The Riyadh’s National Council for Occupational Safety and Health contested the findings of the ITV investigations, talking about “unfounded statistics lacking credible sources”. Saudi authorities said that the work-related fatalities rate in the country is 1.12 per 100,000 workers: “This figure positions Saudi Arabia among the lowest globally in terms of work-related fatalities”. It is true: according to this data, the Gulf country is safer for workers than Belgium (1.3), Norway (1.4), Australia (1.6), Spain (1.9), France (2.5), Italy (3.4), United States (5.2) and so on. But the problem is that Riyadh considered many of the migrants deaths - caused by extreme heat, lack of water and food, poor living conditions while working in the country, etc. - as “natural”.
How far along is the prevention of workplace deaths in Saudi Arabia?
The National Council for Occupational Safety and Health stated that “the safety and well-being of workers are fundamental priorities in all regulations and laws implemented in Saudi Arabia”, and that the International Labour Organization (ILO) aknowledged the progress made by the Gulf country on this issue. Yet in June 2024 the Building and Wood Workers’ International Union (BWI) filed a forced labor complaint against Saudi government, denouncing widespread wage theft and other abuses.
In January 2025, the African Regional Organisation of the International Trade Union Confederation (ITUC-Africa) urged FIFA to increase protection misures for migrant workers in Saudi Arabia, addressing especially the issues of the end of the kafala system and allowing independent monitors of working conditions.
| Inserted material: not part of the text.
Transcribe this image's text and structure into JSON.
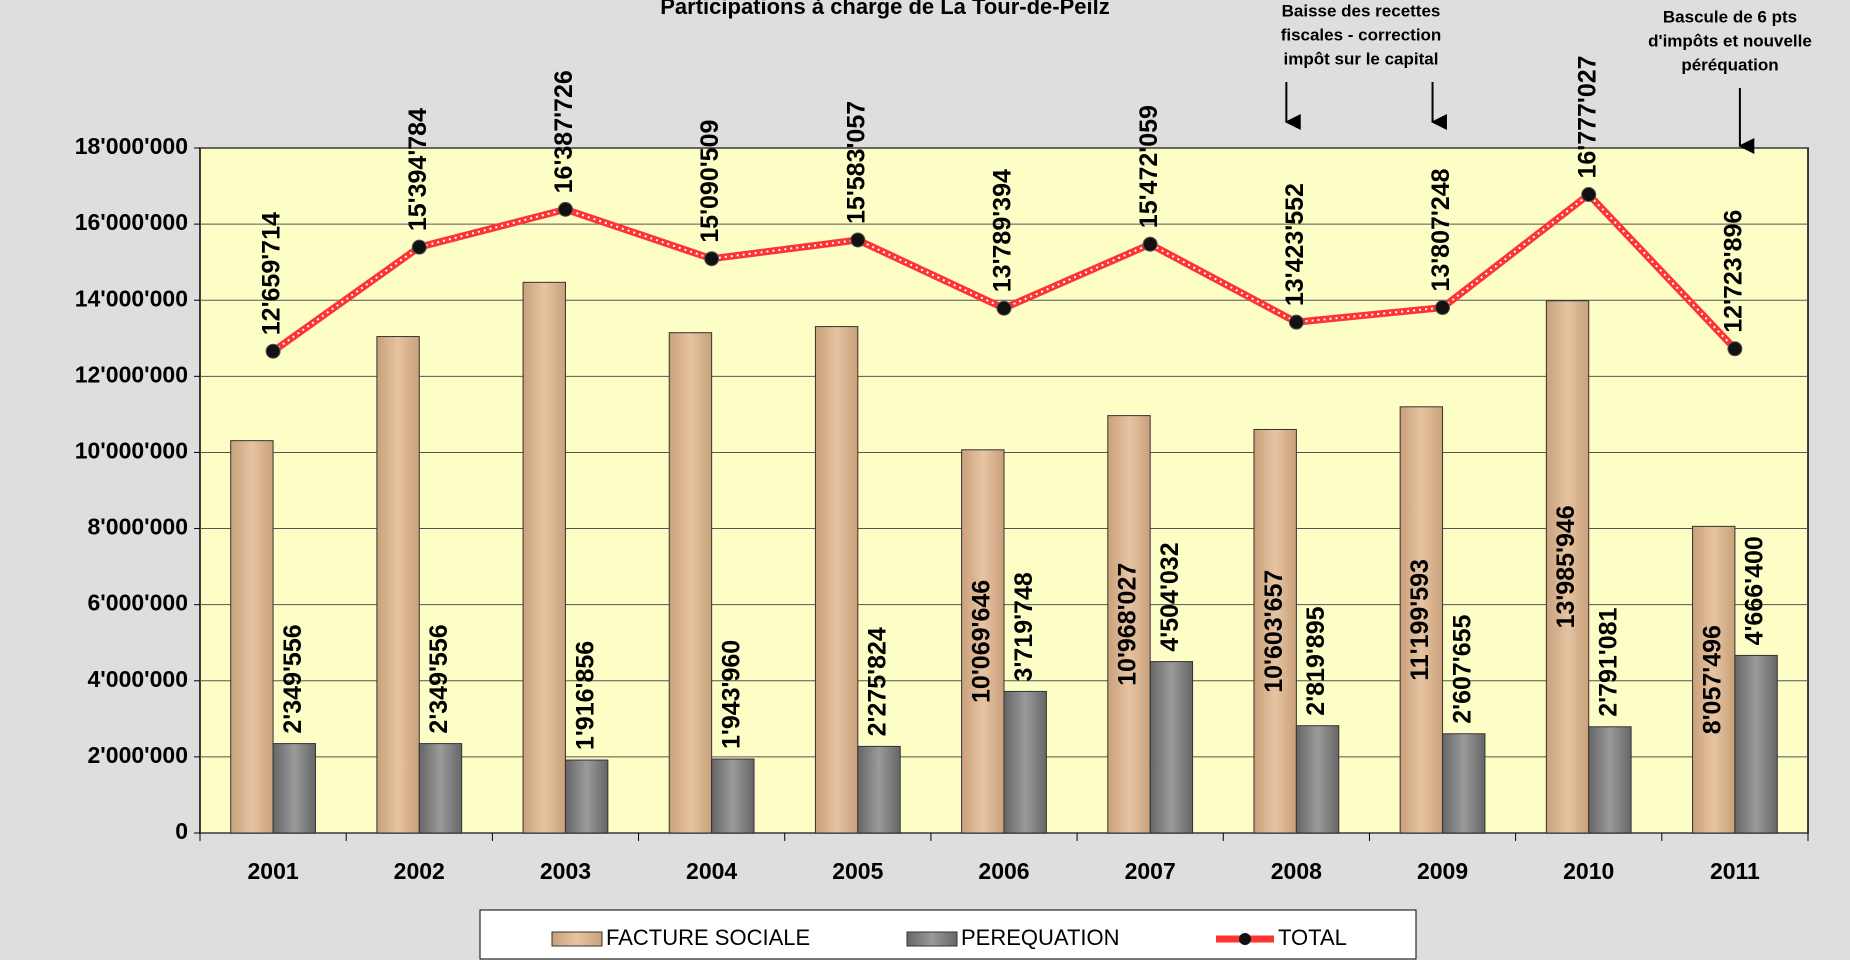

In a letter seen by The Guardian, FIFA’s general secretary, Mattias Grafström, replied that Saudi authorities had already made sufficent commitments, promising to establish “a workers’ welfare system to monitor compliance with labour rights standards for tournament-related workers”. Yet, the British newspaper underlined that in the official Saudi bid document there is no mention of this reform; instead, it talks about a “working group” formed by Riyadh government’s members and focused on defining “a governance structure to oversee implementation of the [human rights] strategy”.
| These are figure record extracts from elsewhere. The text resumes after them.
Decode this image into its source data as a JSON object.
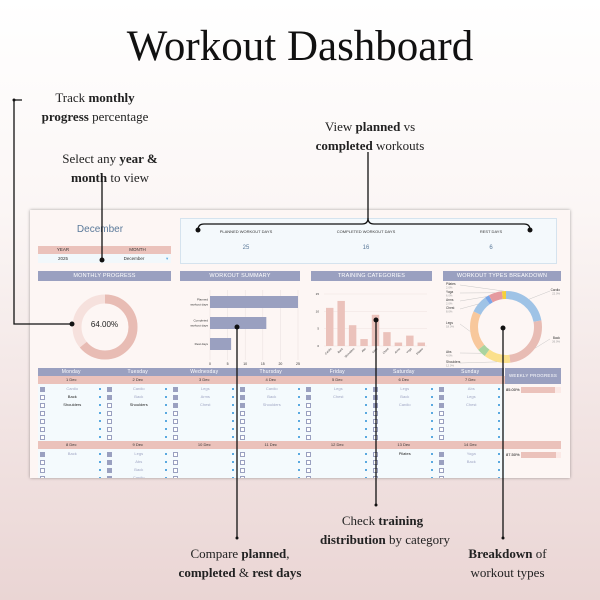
{
  "title": "Workout Dashboard",
  "annotations": {
    "monthly": [
      "Track ",
      "monthly",
      "progress",
      " percentage"
    ],
    "select": [
      "Select any ",
      "year &",
      "month",
      " to view"
    ],
    "planned": [
      "View ",
      "planned",
      " vs",
      "completed",
      " workouts"
    ],
    "compare": [
      "Compare ",
      "planned",
      ",",
      "completed",
      " & ",
      "rest days"
    ],
    "training": [
      "Check ",
      "training",
      "distribution",
      " by category"
    ],
    "breakdown": [
      "Breakdown",
      " of",
      "workout types"
    ]
  },
  "dashboard": {
    "month_title": "December",
    "year_label": "YEAR",
    "month_label": "MONTH",
    "year_value": "2025",
    "month_value": "December",
    "kpis": [
      {
        "label": "PLANNED WORKOUT DAYS",
        "value": "25"
      },
      {
        "label": "COMPLETED WORKOUT DAYS",
        "value": "16"
      },
      {
        "label": "REST DAYS",
        "value": "6"
      }
    ],
    "sections": {
      "progress": "MONTHLY PROGRESS",
      "summary": "WORKOUT SUMMARY",
      "categories": "TRAINING CATEGORIES",
      "breakdown": "WORKOUT TYPES BREAKDOWN",
      "weekly": "WEEKLY PROGRESS"
    },
    "monthly_progress_pct": 64.0,
    "monthly_progress_label": "64.00%",
    "colors": {
      "header": "#9aa0c0",
      "pink": "#ebc2bb",
      "donut_fill": "#e8bcb4",
      "donut_track": "#f6e1dd",
      "bar_blue": "#9aa0c0",
      "bar_pink": "#ebc2bb"
    }
  },
  "chart_data": [
    {
      "type": "bar",
      "orientation": "horizontal",
      "categories": [
        "Planned workout days",
        "Completed workout days",
        "Rest days"
      ],
      "values": [
        25,
        16,
        6
      ],
      "xlim": [
        0,
        25
      ],
      "xticks": [
        "0",
        "5",
        "10",
        "15",
        "20",
        "25"
      ],
      "grid": true
    },
    {
      "type": "bar",
      "categories": [
        "Cardio",
        "Back",
        "Shoulders",
        "Abs",
        "Legs",
        "Chest",
        "Arms",
        "Yoga",
        "Pilates"
      ],
      "values": [
        11,
        13,
        6,
        2,
        9,
        4,
        1,
        3,
        1
      ],
      "ylim": [
        0,
        15
      ],
      "yticks": [
        "0",
        "5",
        "10",
        "15"
      ],
      "grid": true
    },
    {
      "type": "pie",
      "donut": true,
      "slices": [
        {
          "label": "Cardio",
          "pct": "22.0%",
          "value": 22,
          "color": "#9fc3e6"
        },
        {
          "label": "Back",
          "pct": "26.0%",
          "value": 26,
          "color": "#e8bcb4"
        },
        {
          "label": "Shoulders",
          "pct": "12.0%",
          "value": 12,
          "color": "#fbe08c"
        },
        {
          "label": "Abs",
          "pct": "4.0%",
          "value": 4,
          "color": "#a9d4a0"
        },
        {
          "label": "Legs",
          "pct": "18.0%",
          "value": 18,
          "color": "#f8c89c"
        },
        {
          "label": "Chest",
          "pct": "8.0%",
          "value": 8,
          "color": "#9fc3e6"
        },
        {
          "label": "Arms",
          "pct": "2.0%",
          "value": 2,
          "color": "#7aa6e8"
        },
        {
          "label": "Yoga",
          "pct": "6.0%",
          "value": 6,
          "color": "#e59a9f"
        },
        {
          "label": "Pilates",
          "pct": "2.0%",
          "value": 2,
          "color": "#f5cf3c"
        }
      ]
    }
  ],
  "calendar": {
    "days": [
      "Monday",
      "Tuesday",
      "Wednesday",
      "Thursday",
      "Friday",
      "Saturday",
      "Sunday"
    ],
    "weeks": [
      {
        "dates": [
          "1 Dec",
          "2 Dec",
          "3 Dec",
          "4 Dec",
          "5 Dec",
          "6 Dec",
          "7 Dec"
        ],
        "progress": "85.00%",
        "progress_value": 85,
        "tasks": [
          [
            [
              "Cardio",
              true
            ],
            [
              "Back",
              false
            ],
            [
              "Shoulders",
              false
            ]
          ],
          [
            [
              "Cardio",
              true
            ],
            [
              "Back",
              true
            ],
            [
              "Shoulders",
              false
            ]
          ],
          [
            [
              "Legs",
              true
            ],
            [
              "Arms",
              true
            ],
            [
              "Chest",
              true
            ]
          ],
          [
            [
              "Cardio",
              true
            ],
            [
              "Back",
              true
            ],
            [
              "Shoulders",
              true
            ]
          ],
          [
            [
              "Legs",
              true
            ],
            [
              "Chest",
              true
            ]
          ],
          [
            [
              "Legs",
              true
            ],
            [
              "Back",
              true
            ],
            [
              "Cardio",
              true
            ]
          ],
          [
            [
              "Abs",
              true
            ],
            [
              "Legs",
              true
            ],
            [
              "Chest",
              true
            ]
          ]
        ]
      },
      {
        "dates": [
          "8 Dec",
          "9 Dec",
          "10 Dec",
          "11 Dec",
          "12 Dec",
          "13 Dec",
          "14 Dec"
        ],
        "progress": "87.50%",
        "progress_value": 87.5,
        "tasks": [
          [
            [
              "Back",
              true
            ]
          ],
          [
            [
              "Legs",
              true
            ],
            [
              "Abs",
              true
            ],
            [
              "Back",
              true
            ],
            [
              "Cardio",
              true
            ]
          ],
          [],
          [],
          [],
          [
            [
              "Pilates",
              false
            ]
          ],
          [
            [
              "Yoga",
              true
            ],
            [
              "Back",
              true
            ]
          ]
        ]
      }
    ]
  }
}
In another letter wrote by FIFA’S Director of Media, Bryan Swanson, to The Guardian in February 2025, the global football governing body assured that it “would work with counterparts with the aim to ensure commitments are upheld”. Despite all these promises, no concrete steps forward have been announced on this front yet.

Deaths are not the only thing that matters
As we saw in the Qatar case, the issue of the deaths of migrant workers attracts great interest around the world, but it is just the tip of the iceberg. Given the difficulty of calculating the exact number of victims related to the World Cup, this topic risks lending itself to controversy and ambiguity.
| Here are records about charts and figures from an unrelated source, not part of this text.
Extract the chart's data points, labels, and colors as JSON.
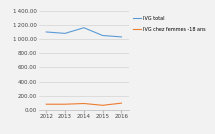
{
  "years": [
    2012,
    2013,
    2014,
    2015,
    2016
  ],
  "ivg_total": [
    1100,
    1080,
    1160,
    1050,
    1030
  ],
  "ivg_moins18": [
    80,
    80,
    90,
    65,
    95
  ],
  "color_total": "#5B9BD5",
  "color_moins18": "#ED7D31",
  "ylim": [
    0,
    1400
  ],
  "yticks": [
    0,
    200,
    400,
    600,
    800,
    1000,
    1200,
    1400
  ],
  "legend_total": "IVG total",
  "legend_moins18": "IVG chez femmes -18 ans",
  "background_color": "#F2F2F2",
  "plot_bg_color": "#F2F2F2"
}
We should not focus only on migrant workers’ deaths, but rather on the horrible circle of abuses these people have to endure in Saudi Arabia, building the infrastructures needed for the World Cup and the wider Vision 2030 project. Sometimes, in the worst cases, these sufferings can lead to death, but in most cases this does not happen. And yet this does not make the working conditions in the Arab country any less serious. The real problem is the exploitation; deaths are just one of its possible outcomes.